Accompagné par le pianiste lillois (et du rap, comme on le surnomme parfois), Sofiane Pamart, qu’on suit depuis une petite éternité, Arno nous offre en quatorze pièces un tour somptueux dans une carrière qui prend naissance au milieu des années 70 et qu’il espère pousser (on l’imagine) jusqu’à sa cinquième décennie. De l’époque TC Matic (au début des années 1980), on trouve ici le sublime Putain, Putain, seul rescapé de l’époque héroïque. Pour le reste, Arno revisite avec brio et surtout une énergie vitale incroyable des classiques comme Quelqu’un A Touché Ma Femme, les Yeux de ma mère ou encore Solo Gigolo. C’est parfois affreusement mélo et surjoué (Elle adore le noir) mais souvent d’une sobriété (sic) à toute épreuve, sublimée par le piano gentiment lyrique et plutôt économe ici de Sofiane Pamart. Le pianiste est pour beaucoup dans la poésie qui se dégage de l’ensemble. Son piano est romantique et caressant mais jamais envahissant ou trop bavard. Il semble attendre Arno quand celui-ci traîne en route ou lui ouvre la voie quand il tarde à démarrer. Cette attention du piano ou chant (qu’on entend distinctement sur Santé, merveille absolue et bijou du disque) est ce qui donne au projet toute sa justesse et sa pertinence. On retrouvera en octobre Sofiane Pamart aux côtés d’un autre monstre sacré pour un spectacle avec Joey Starr à Paris. Arno chante en confiance et sans avoir à démontrer qu’il interprète. L’absence de volonté « performative » est un gage de sincérité maximale et confère aux relectures un sentiment de naturel et de nécessité.

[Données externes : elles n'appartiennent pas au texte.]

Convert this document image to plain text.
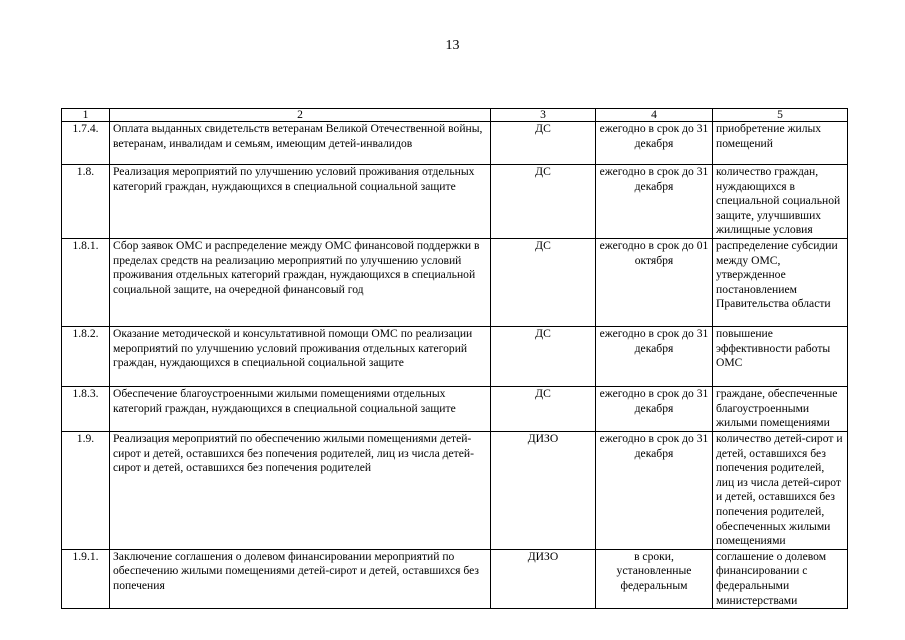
13
1	2	3	4	5
1.7.4.	Оплата выданных свидетельств ветеранам Великой Отечественной войны, ветеранам, инвалидам и семьям, имеющим детей-инвалидов	ДС	ежегодно в срок до 31 декабря	приобретение жилых помещений
1.8.	Реализация мероприятий по улучшению условий проживания отдельных категорий граждан, нуждающихся в специальной социальной защите	ДС	ежегодно в срок до 31 декабря	количество граждан, нуждающихся в специальной социальной защите, улучшивших жилищные условия
1.8.1.	Сбор заявок ОМС и распределение между ОМС финансовой поддержки в пределах средств на реализацию мероприятий по улучшению условий проживания отдельных категорий граждан, нуждающихся в специальной социальной защите, на очередной финансовый год	ДС	ежегодно в срок до 01 октября	распределение субсидии между ОМС, утвержденное постановлением Правительства области
1.8.2.	Оказание методической и консультативной помощи ОМС по реализации мероприятий по улучшению условий проживания отдельных категорий граждан, нуждающихся в специальной социальной защите	ДС	ежегодно в срок до 31 декабря	повышение эффективности работы ОМС
1.8.3.	Обеспечение благоустроенными жилыми помещениями отдельных категорий граждан, нуждающихся в специальной социальной защите	ДС	ежегодно в срок до 31 декабря	граждане, обеспеченные благоустроенными жилыми помещениями
1.9.	Реализация мероприятий по обеспечению жилыми помещениями детей-сирот и детей, оставшихся без попечения родителей, лиц из числа детей-сирот и детей, оставшихся без попечения родителей	ДИЗО	ежегодно в срок до 31 декабря	количество детей-сирот и детей, оставшихся без попечения родителей, лиц из числа детей-сирот и детей, оставшихся без попечения родителей, обеспеченных жилыми помещениями
1.9.1.	Заключение соглашения о долевом финансировании мероприятий по обеспечению жилыми помещениями детей-сирот и детей, оставшихся без попечения	ДИЗО	в сроки, установленные федеральным	соглашение о долевом финансировании с федеральными министерствами
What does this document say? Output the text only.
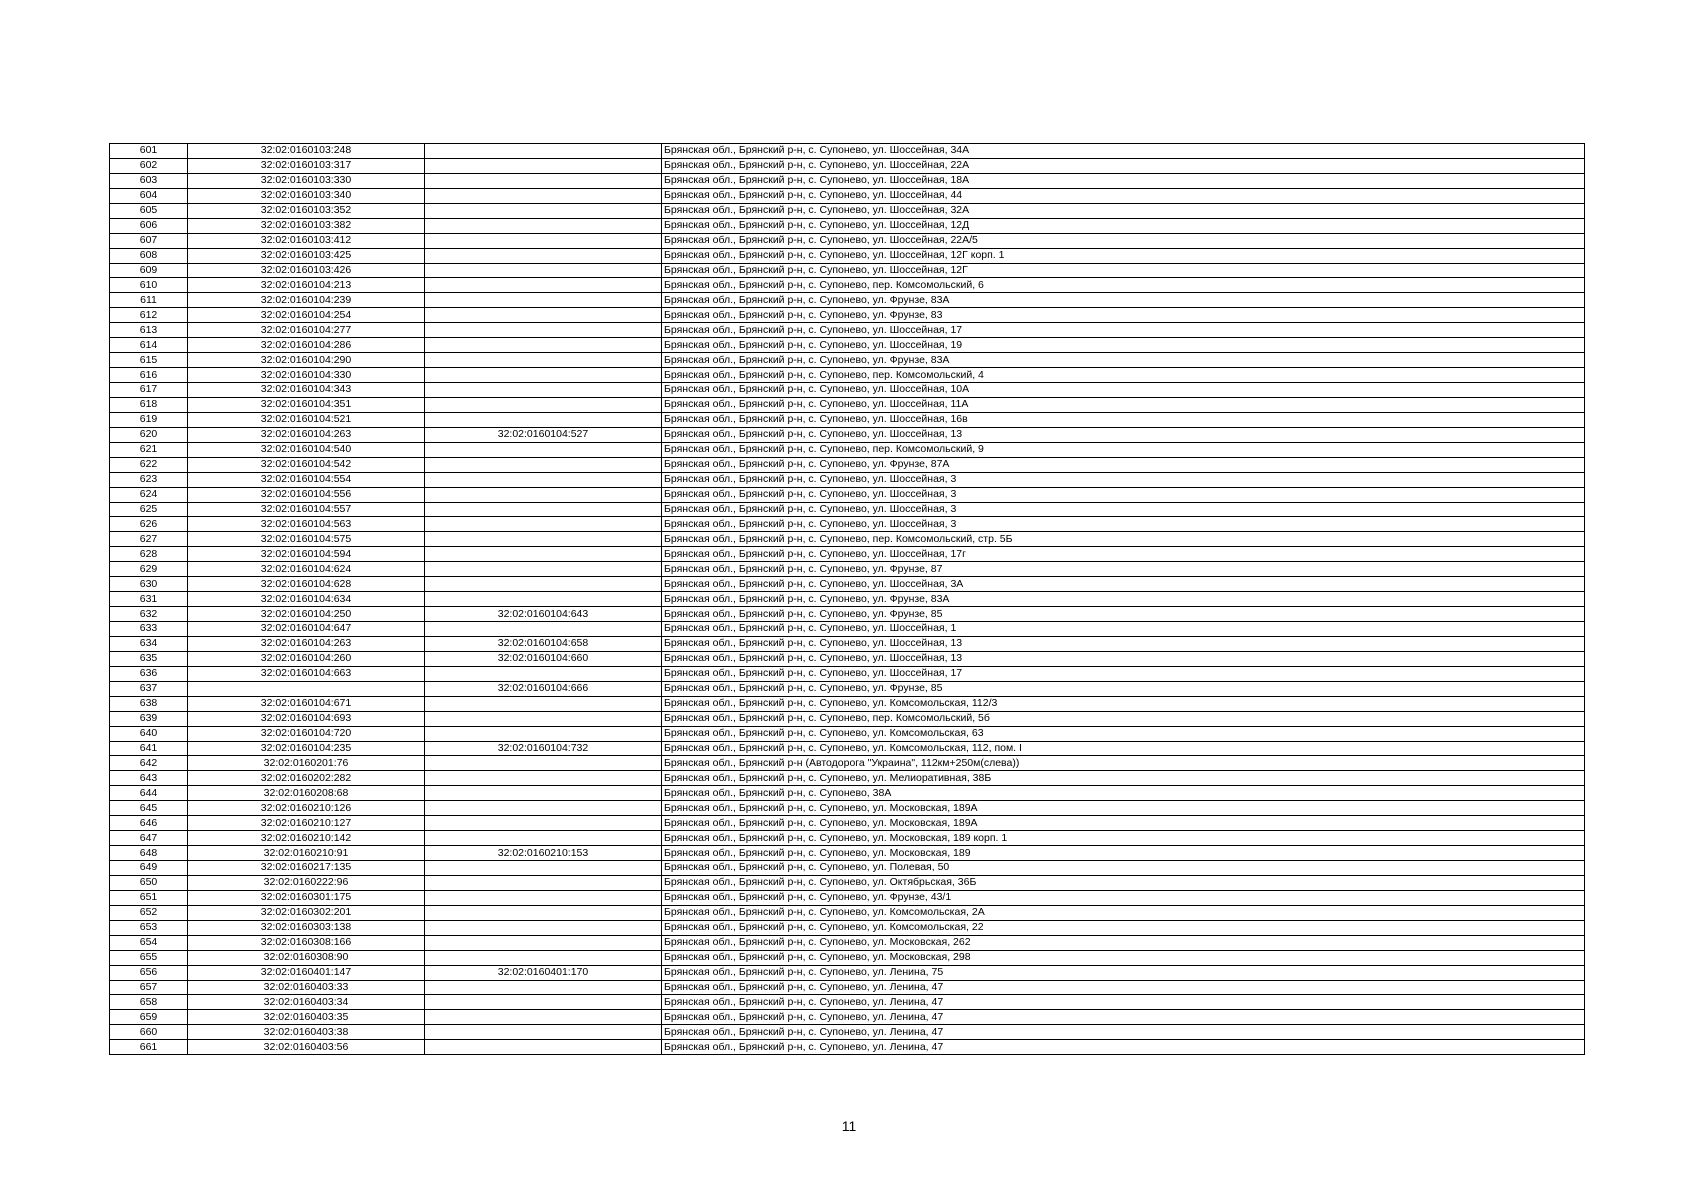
601	32:02:0160103:248		Брянская обл., Брянский р-н, с. Супонево, ул. Шоссейная, 34А
602	32:02:0160103:317		Брянская обл., Брянский р-н, с. Супонево, ул. Шоссейная, 22А
603	32:02:0160103:330		Брянская обл., Брянский р-н, с. Супонево, ул. Шоссейная, 18А
604	32:02:0160103:340		Брянская обл., Брянский р-н, с. Супонево, ул. Шоссейная, 44
605	32:02:0160103:352		Брянская обл., Брянский р-н, с. Супонево, ул. Шоссейная, 32А
606	32:02:0160103:382		Брянская обл., Брянский р-н, с. Супонево, ул. Шоссейная, 12Д
607	32:02:0160103:412		Брянская обл., Брянский р-н, с. Супонево, ул. Шоссейная, 22А/5
608	32:02:0160103:425		Брянская обл., Брянский р-н, с. Супонево, ул. Шоссейная, 12Г корп. 1
609	32:02:0160103:426		Брянская обл., Брянский р-н, с. Супонево, ул. Шоссейная, 12Г
610	32:02:0160104:213		Брянская обл., Брянский р-н, с. Супонево, пер. Комсомольский, 6
611	32:02:0160104:239		Брянская обл., Брянский р-н, с. Супонево, ул. Фрунзе, 83А
612	32:02:0160104:254		Брянская обл., Брянский р-н, с. Супонево, ул. Фрунзе, 83
613	32:02:0160104:277		Брянская обл., Брянский р-н, с. Супонево, ул. Шоссейная, 17
614	32:02:0160104:286		Брянская обл., Брянский р-н, с. Супонево, ул. Шоссейная, 19
615	32:02:0160104:290		Брянская обл., Брянский р-н, с. Супонево, ул. Фрунзе, 83А
616	32:02:0160104:330		Брянская обл., Брянский р-н, с. Супонево, пер. Комсомольский, 4
617	32:02:0160104:343		Брянская обл., Брянский р-н, с. Супонево, ул. Шоссейная, 10А
618	32:02:0160104:351		Брянская обл., Брянский р-н, с. Супонево, ул. Шоссейная, 11А
619	32:02:0160104:521		Брянская обл., Брянский р-н, с. Супонево, ул. Шоссейная, 16в
620	32:02:0160104:263	32:02:0160104:527	Брянская обл., Брянский р-н, с. Супонево, ул. Шоссейная, 13
621	32:02:0160104:540		Брянская обл., Брянский р-н, с. Супонево, пер. Комсомольский, 9
622	32:02:0160104:542		Брянская обл., Брянский р-н, с. Супонево, ул. Фрунзе, 87А
623	32:02:0160104:554		Брянская обл., Брянский р-н, с. Супонево, ул. Шоссейная, 3
624	32:02:0160104:556		Брянская обл., Брянский р-н, с. Супонево, ул. Шоссейная, 3
625	32:02:0160104:557		Брянская обл., Брянский р-н, с. Супонево, ул. Шоссейная, 3
626	32:02:0160104:563		Брянская обл., Брянский р-н, с. Супонево, ул. Шоссейная, 3
627	32:02:0160104:575		Брянская обл., Брянский р-н, с. Супонево, пер. Комсомольский, стр. 5Б
628	32:02:0160104:594		Брянская обл., Брянский р-н, с. Супонево, ул. Шоссейная, 17г
629	32:02:0160104:624		Брянская обл., Брянский р-н, с. Супонево, ул. Фрунзе, 87
630	32:02:0160104:628		Брянская обл., Брянский р-н, с. Супонево, ул. Шоссейная, 3А
631	32:02:0160104:634		Брянская обл., Брянский р-н, с. Супонево, ул. Фрунзе, 83А
632	32:02:0160104:250	32:02:0160104:643	Брянская обл., Брянский р-н, с. Супонево, ул. Фрунзе, 85
633	32:02:0160104:647		Брянская обл., Брянский р-н, с. Супонево, ул. Шоссейная, 1
634	32:02:0160104:263	32:02:0160104:658	Брянская обл., Брянский р-н, с. Супонево, ул. Шоссейная, 13
635	32:02:0160104:260	32:02:0160104:660	Брянская обл., Брянский р-н, с. Супонево, ул. Шоссейная, 13
636	32:02:0160104:663		Брянская обл., Брянский р-н, с. Супонево, ул. Шоссейная, 17
637		32:02:0160104:666	Брянская обл., Брянский р-н, с. Супонево, ул. Фрунзе, 85
638	32:02:0160104:671		Брянская обл., Брянский р-н, с. Супонево, ул. Комсомольская, 112/3
639	32:02:0160104:693		Брянская обл., Брянский р-н, с. Супонево, пер. Комсомольский, 5б
640	32:02:0160104:720		Брянская обл., Брянский р-н, с. Супонево, ул. Комсомольская, 63
641	32:02:0160104:235	32:02:0160104:732	Брянская обл., Брянский р-н, с. Супонево, ул. Комсомольская, 112, пом. I
642	32:02:0160201:76		Брянская обл., Брянский р-н (Автодорога "Украина", 112км+250м(слева))
643	32:02:0160202:282		Брянская обл., Брянский р-н, с. Супонево, ул. Мелиоративная, 38Б
644	32:02:0160208:68		Брянская обл., Брянский р-н, с. Супонево, 38А
645	32:02:0160210:126		Брянская обл., Брянский р-н, с. Супонево, ул. Московская, 189А
646	32:02:0160210:127		Брянская обл., Брянский р-н, с. Супонево, ул. Московская, 189А
647	32:02:0160210:142		Брянская обл., Брянский р-н, с. Супонево, ул. Московская, 189 корп. 1
648	32:02:0160210:91	32:02:0160210:153	Брянская обл., Брянский р-н, с. Супонево, ул. Московская, 189
649	32:02:0160217:135		Брянская обл., Брянский р-н, с. Супонево, ул. Полевая, 50
650	32:02:0160222:96		Брянская обл., Брянский р-н, с. Супонево, ул. Октябрьская, 36Б
651	32:02:0160301:175		Брянская обл., Брянский р-н, с. Супонево, ул. Фрунзе, 43/1
652	32:02:0160302:201		Брянская обл., Брянский р-н, с. Супонево, ул. Комсомольская, 2А
653	32:02:0160303:138		Брянская обл., Брянский р-н, с. Супонево, ул. Комсомольская, 22
654	32:02:0160308:166		Брянская обл., Брянский р-н, с. Супонево, ул. Московская, 262
655	32:02:0160308:90		Брянская обл., Брянский р-н, с. Супонево, ул. Московская, 298
656	32:02:0160401:147	32:02:0160401:170	Брянская обл., Брянский р-н, с. Супонево, ул. Ленина, 75
657	32:02:0160403:33		Брянская обл., Брянский р-н, с. Супонево, ул. Ленина, 47
658	32:02:0160403:34		Брянская обл., Брянский р-н, с. Супонево, ул. Ленина, 47
659	32:02:0160403:35		Брянская обл., Брянский р-н, с. Супонево, ул. Ленина, 47
660	32:02:0160403:38		Брянская обл., Брянский р-н, с. Супонево, ул. Ленина, 47
661	32:02:0160403:56		Брянская обл., Брянский р-н, с. Супонево, ул. Ленина, 47
11
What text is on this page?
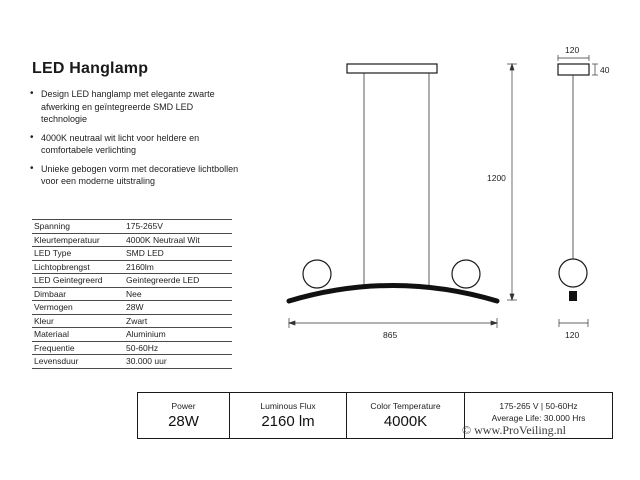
LED Hanglamp
• Design LED hanglamp met elegante zwarte afwerking en geïntegreerde SMD LED technologie
• 4000K neutraal wit licht voor heldere en comfortabele verlichting
• Unieke gebogen vorm met decoratieve lichtbollen voor een moderne uitstraling
Spanning	175-265V
Kleurtemperatuur	4000K Neutraal Wit
LED Type	SMD LED
Lichtopbrengst	2160lm
LED Geintegreerd	Geintegreerde LED
Dimbaar	Nee
Vermogen	28W
Kleur	Zwart
Materiaal	Aluminium
Frequentie	50-60Hz
Levensduur	30.000 uur
1200
865
120
40
120
Power
28W
Luminous Flux
2160 lm
Color Temperature
4000K
175-265 V | 50-60Hz
Average Life: 30.000 Hrs
© www.ProVeiling.nl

Difficile de ne pas voir ici une portée testamentaire quand Arno chante la beauté de sa mère (les Yeux de ma mère) ou l’amour qui s’effiloche. Son débat avec la chair, le sexe, l’âge fait souvent sourire et ressemble à un magnifique chant du cygne (Nous deux), poussé au bout comme un acte de résistance ou une tentative de survie. Il y a une forme de magie qui se dégage de ces textes déglingués et maladroits, de ces faux pas et déséquilibres poétiques que le chanteur assume avec grâce et fragilité. Tatouage du Passé est délicat de simplicité et chanté à l’arrache. Il y a rarement eu chez Arno l’intensité et la qualité d’écriture des très grands de la chanson (Brel, Brassens et consorts) mais le Belge a su imposer, au fil du temps, une poésie plus directe, moins outillée en métaphores, terrestre et foncièrement humaine, comme s’il s’agissait justement, sur chaque vers, de rattraper son déficit essentiel par un supplément d’âme véhiculé par la livraison. Le mélange d’Anglais et de Français vient de temps à autre rechercher une filiation plus rock, comme si, à l’image de son pays, Arno portait sur lui cette idée de n’être que le bâtard et l’héritier de tous les autres : mi-chanteur Belge, mi-punk, mi-rockeur anglais, mi-chansonnier et auteur de variétés, Arno est l’homme qui pèse cinq ou six moitiés et qui les assemble et désassemble à volonté. L’ensemble est par nature insatisfaisant et incomplet mais aussi investi d’une force et d’une conviction qui ramènent cet art à hauteur d’homme et le rendent plus humain qu’humain. Arno est devenu grand de se savoir plus petit que tous les autres.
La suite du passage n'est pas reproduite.